Monday, May 05, 2008

Manifesto for a world revolution

The following piece should have popped up on Amazon.co.uk, as the first UK review for Ron Paul's The Revolution: A Manifesto:

As a Republican presidential candidate, Ron Paul is understandably a man concerned primarily with the United States, rather than with England or the rest of Europe. However, the ideas expressed in his book, The Revolution: A Manifesto, can be globally applied given a preliminary understanding of the original American revolution and the later construction of the US constitution. The world is suffering from a surfeit of statism, posits the Good Doctor; we have exploding financial bubbles, endless wars, dissolving currencies, and diminishing civil liberties, racing like the four horsemen of the apocalypse across the entire world.

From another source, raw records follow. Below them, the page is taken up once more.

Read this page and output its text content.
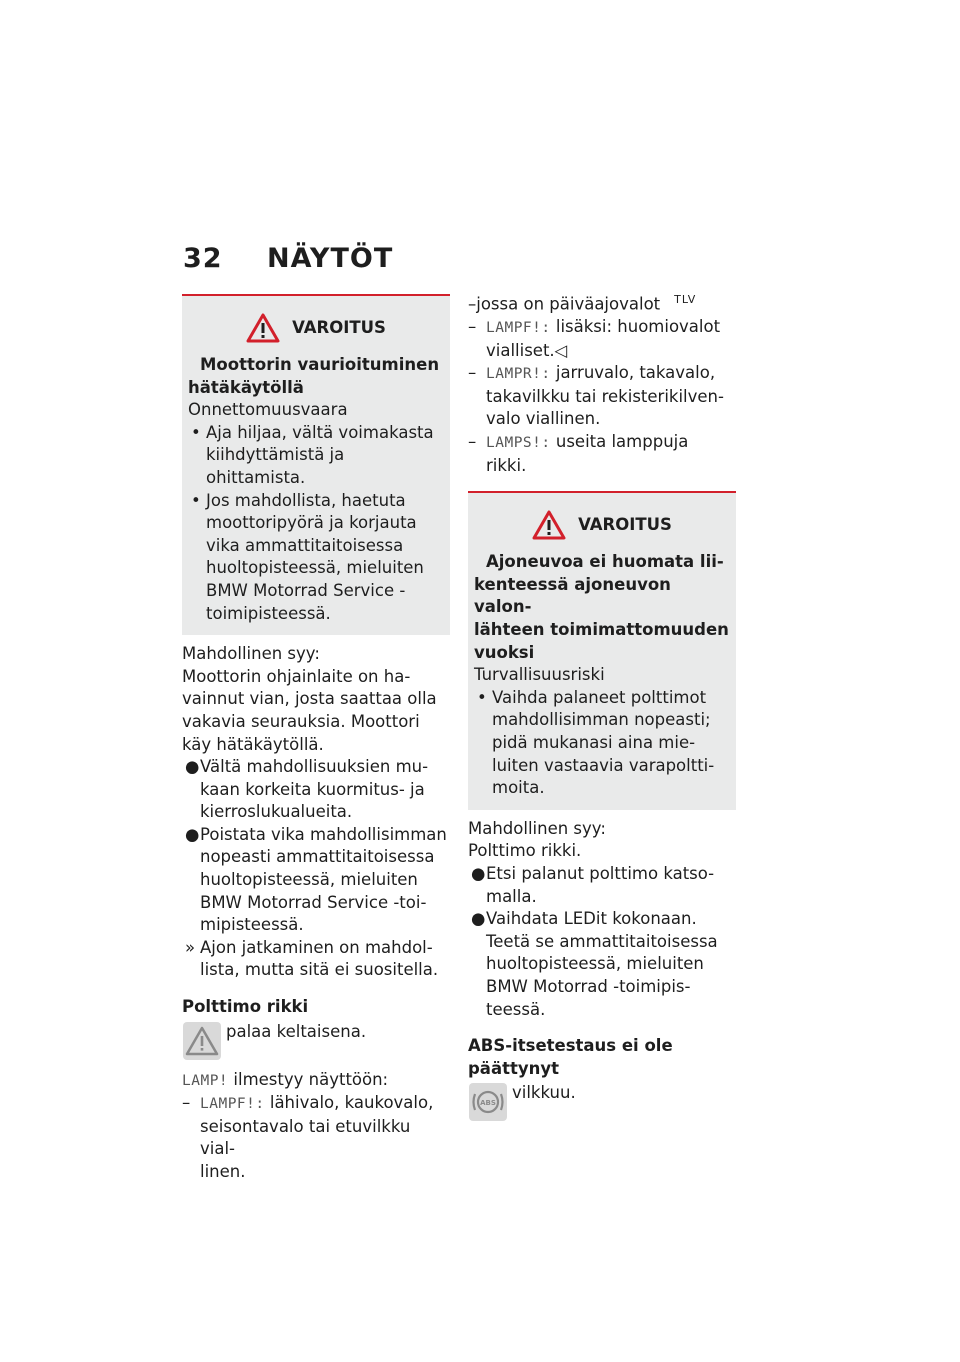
32 NÄYTÖT
VAROITUS
Moottorin vaurioituminen
hätäkäytöllä
Onnettomuusvaara
• Aja hiljaa, vältä voimakasta
kiihdyttämistä ja ohittamista.
• Jos mahdollista, haetuta
moottoripyörä ja korjauta
vika ammattitaitoisessa
huoltopisteessä, mieluiten
BMW Motorrad Service -
toimipisteessä.
Mahdollinen syy:
Moottorin ohjainlaite on ha-
vainnut vian, josta saattaa olla
vakavia seurauksia. Moottori
käy hätäkäytöllä.
● Vältä mahdollisuuksien mu-
kaan korkeita kuormitus- ja
kierroslukualueita.
● Poistata vika mahdollisimman
nopeasti ammattitaitoisessa
huoltopisteessä, mieluiten
BMW Motorrad Service -toi-
mipisteessä.
» Ajon jatkaminen on mahdol-
lista, mutta sitä ei suositella.
Polttimo rikki
palaa keltaisena.
LAMP! ilmestyy näyttöön:
– LAMPF!: lähivalo, kaukovalo,
seisontavalo tai etuvilkku vial-
linen.
–jossa on päiväajovalot $^{TLV}$
– LAMPF!: lisäksi: huomiovalot
vialliset.◁
– LAMPR!: jarruvalo, takavalo,
takavilkku tai rekisterikilven-
valo viallinen.
– LAMPS!: useita lamppuja
rikki.
VAROITUS
Ajoneuvoa ei huomata lii-
kenteessä ajoneuvon valon-
lähteen toimimattomuuden
vuoksi
Turvallisuusriski
• Vaihda palaneet polttimot
mahdollisimman nopeasti;
pidä mukanasi aina mie-
luiten vastaavia varapoltti-
moita.
Mahdollinen syy:
Polttimo rikki.
● Etsi palanut polttimo katso-
malla.
● Vaihdata LEDit kokonaan.
Teetä se ammattitaitoisessa
huoltopisteessä, mieluiten
BMW Motorrad -toimipis-
teessä.
ABS-itsetestaus ei ole
päättynyt
ABS
vilkkuu.
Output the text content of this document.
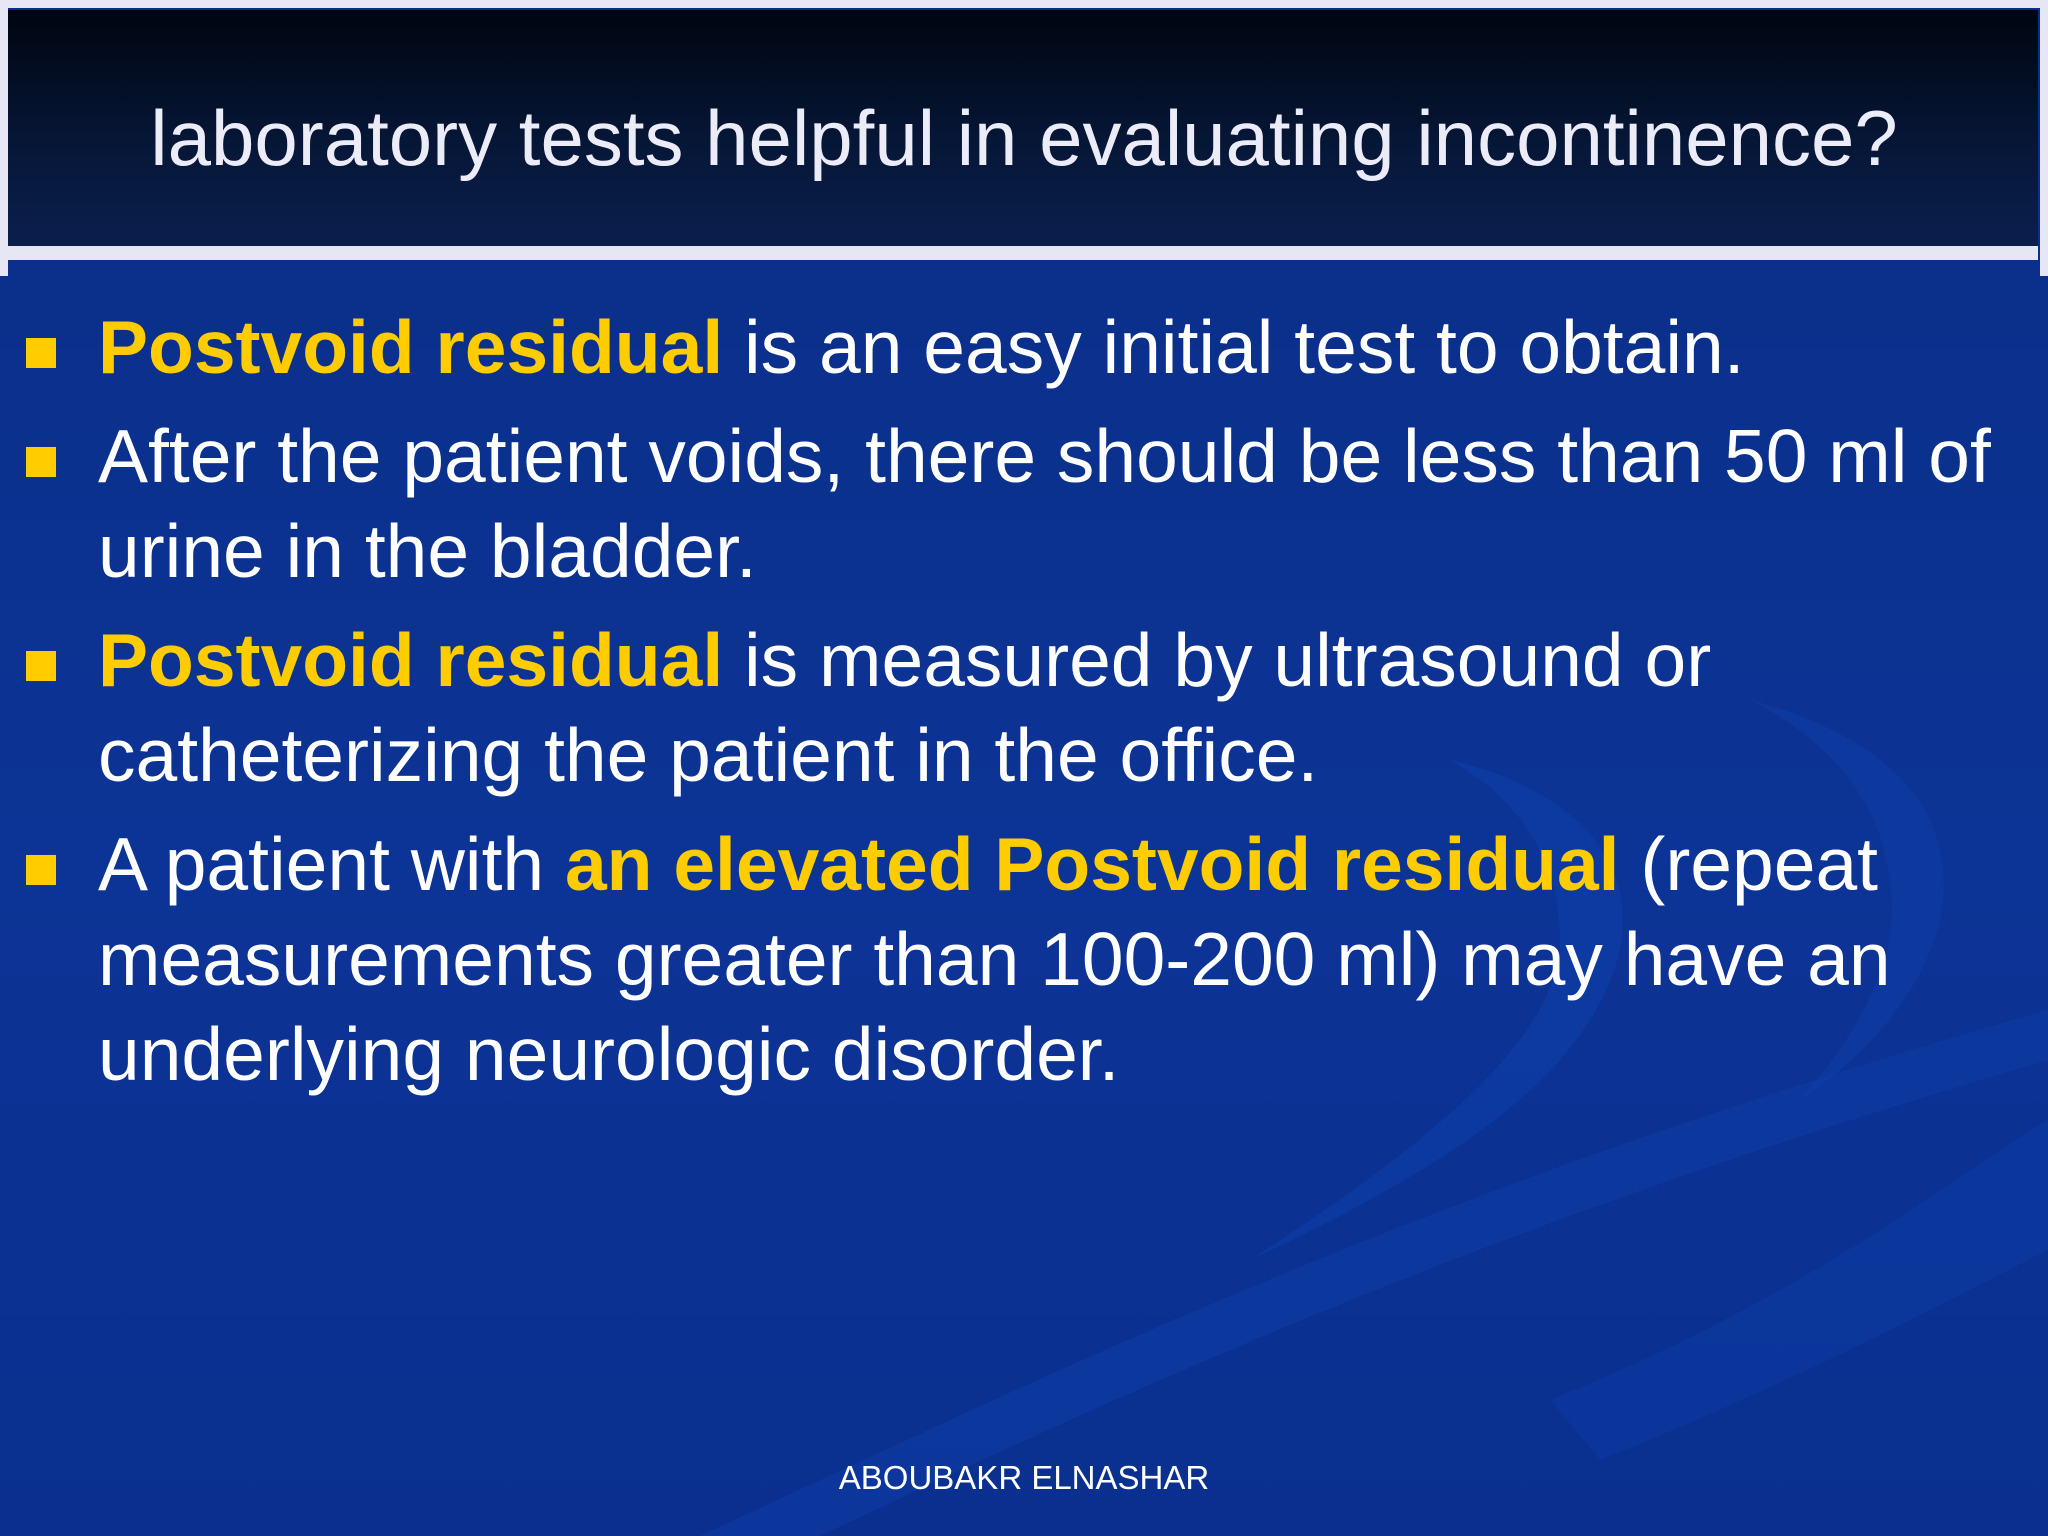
laboratory tests helpful in evaluating incontinence?
Postvoid residual is an easy initial test to obtain.
After the patient voids, there should be less than 50 ml of urine in the bladder.
Postvoid residual is measured by ultrasound or catheterizing the patient in the office.
A patient with an elevated Postvoid residual (repeat measurements greater than 100-200 ml) may have an underlying neurologic disorder.
ABOUBAKR ELNASHAR
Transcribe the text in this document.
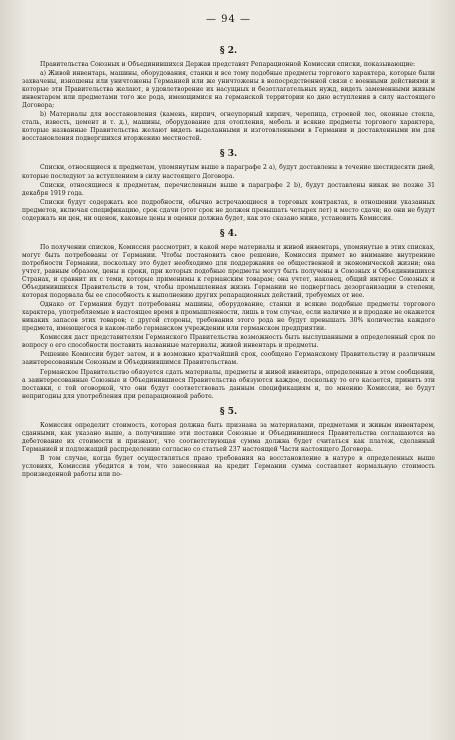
— 94 —
§ 2.

Правительства Союзных и Объединившихся Держав представят Репарационной Комиссии списки, показывающие:

а) Живой инвентарь, машины, оборудования, станки и все тому подобные предметы торгового характера, которые были захвачены, изношены или уничтожены Германией или же уничтожены в непосредственной связи с военными действиями и которые эти Правительства желают, в удовлетворение их насущных и безотлагательных нужд, видеть замененными живым инвентарем или предметами того же рода, имеющимися на германской территории ко дню вступления в силу настоящего Договора;

b) Материалы для восстановления (камень, кирпич, огнеупорный кирпич, черепица, строевой лес, оконные стекла, сталь, известь, цемент и т. д.), машины, оборудование для отопления, мебель и всякие предметы торгового характера, которые названные Правительства желают видеть выделанными и изготовленными в Германии и доставленными им для восстановления подвергшихся вторжению местностей.

§ 3.

Списки, относящиеся к предметам, упомянутым выше в параграфе 2 а), будут доставлены в течение шестидесяти дней, которые последуют за вступлением в силу настоящего Договора.

Списки, относящиеся к предметам, перечисленным выше в параграфе 2 b), будут доставлены никак не позже 31 декабря 1919 года.

Списки будут содержать все подробности, обычно встречающиеся в торговых контрактах, в отношении указанных предметов, включая спецификацию, срок сдачи (этот срок не должен превышать четырех лет) и место сдачи; но они не будут содержать ни цен, ни оценок, каковые цены и оценки должна будет, как это сказано ниже, установить Комиссия.

§ 4.

По получении списков, Комиссия рассмотрит, в какой мере материалы и живой инвентарь, упомянутые в этих списках, могут быть потребованы от Германии. Чтобы постановить свое решение, Комиссия примет во внимание внутренние потребности Германии, поскольку это будет необходимо для поддержания ее общественной и экономической жизни; она учтет, равным образом, цены и сроки, при которых подобные предметы могут быть получены в Союзных и Объединившихся Странах, и сравнит их с теми, которые применимы к германским товарам; она учтет, наконец, общий интерес Союзных и Объединившихся Правительств в том, чтобы промышленная жизнь Германии не подверглась дезорганизации в степени, которая подорвала бы ее способность к выполнению других репарационных действий, требуемых от нее.

Однако от Германии будут потребованы машины, оборудование, станки и всякие подобные предметы торгового характера, употребляемые в настоящее время в промышленности, лишь в том случае, если наличие и в продаже не окажется никаких запасов этих товаров; с другой стороны, требования этого рода не будут превышать 30% количества каждого предмета, имеющегося в каком-либо германском учреждении или германском предприятии.

Комиссия даст представителям Германского Правительства возможность быть выслушанными в определенный срок по вопросу о его способности поставить названные материалы, живой инвентарь и предметы.

Решение Комиссии будет затем, и в возможно кратчайший срок, сообщено Германскому Правительству и различным заинтересованным Союзным и Объединившимся Правительствам.

Германское Правительство обязуется сдать материалы, предметы и живой инвентарь, определенные в этом сообщении, а заинтересованные Союзные и Объединившиеся Правительства обязуются каждое, поскольку то его касается, принять эти поставки, с той оговоркой, что они будут соответствовать данным спецификациям и, по мнению Комиссии, не будут непригодны для употребления при репарационной работе.

§ 5.

Комиссия определит стоимость, которая должна быть признана за материалами, предметами и живым инвентарем, сданными, как указано выше, а получившие эти поставки Союзные и Объединившиеся Правительства соглашаются на дебетование их стоимости и признают, что соответствующая сумма должна будет считаться как платеж, сделанный Германией и подлежащий распределению согласно со статьей 237 настоящей Части настоящего Договора.

В том случае, когда будет осуществляться право требования на восстановление в натуре в определенных выше условиях, Комиссия убедится в том, что занесенная на кредит Германии сумма составляет нормальную стоимость произведенной работы или по-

With astonishing clarity, Ron Paul exposes how these inter-linked beasts are related and how they can be tamed via the use of a simple ingredient the United States once used to believe in; freedom. The Republicrats of America must hate him for exposing their carefully spun fallacies behind central banking, foreign policy, fiat currency, and the welfare/warfare state. So, if you want to understand what is going wrong in the world and how it can get fixed then you must read this book, especially if you want to know what America should do to become the beacon of hope it once used to be, rather than the imperial aggressor it has unfortunately become. Personally speaking as a Rothbardian anarcho-capitalist, and a follower of Professor Hans-Hermann Hoppe, I feel that the Good Doctor places a little too much reliance on the ability of any constitution to restrain any government. However, he has written a beautifully crafted piece of work which it is possible to read in one sitting, despite its comprehensive coverage of the entire remit of western world government. The text will also help you understand the basic tenets of Austrian economics, a political philosophy based upon peace, prosperity, and freedom, which may help you remove any scales of state indoctrination from your eyes, if you feel inflicted with the fuzzy feeling that somebody has been hiding the truth from you, for most of your life, about how governments really work. In brief, I believe this book could help save the world as we know it. I hope it does and I hope this review has done it the truly magnificent justice it deserves. Go Ron Paul.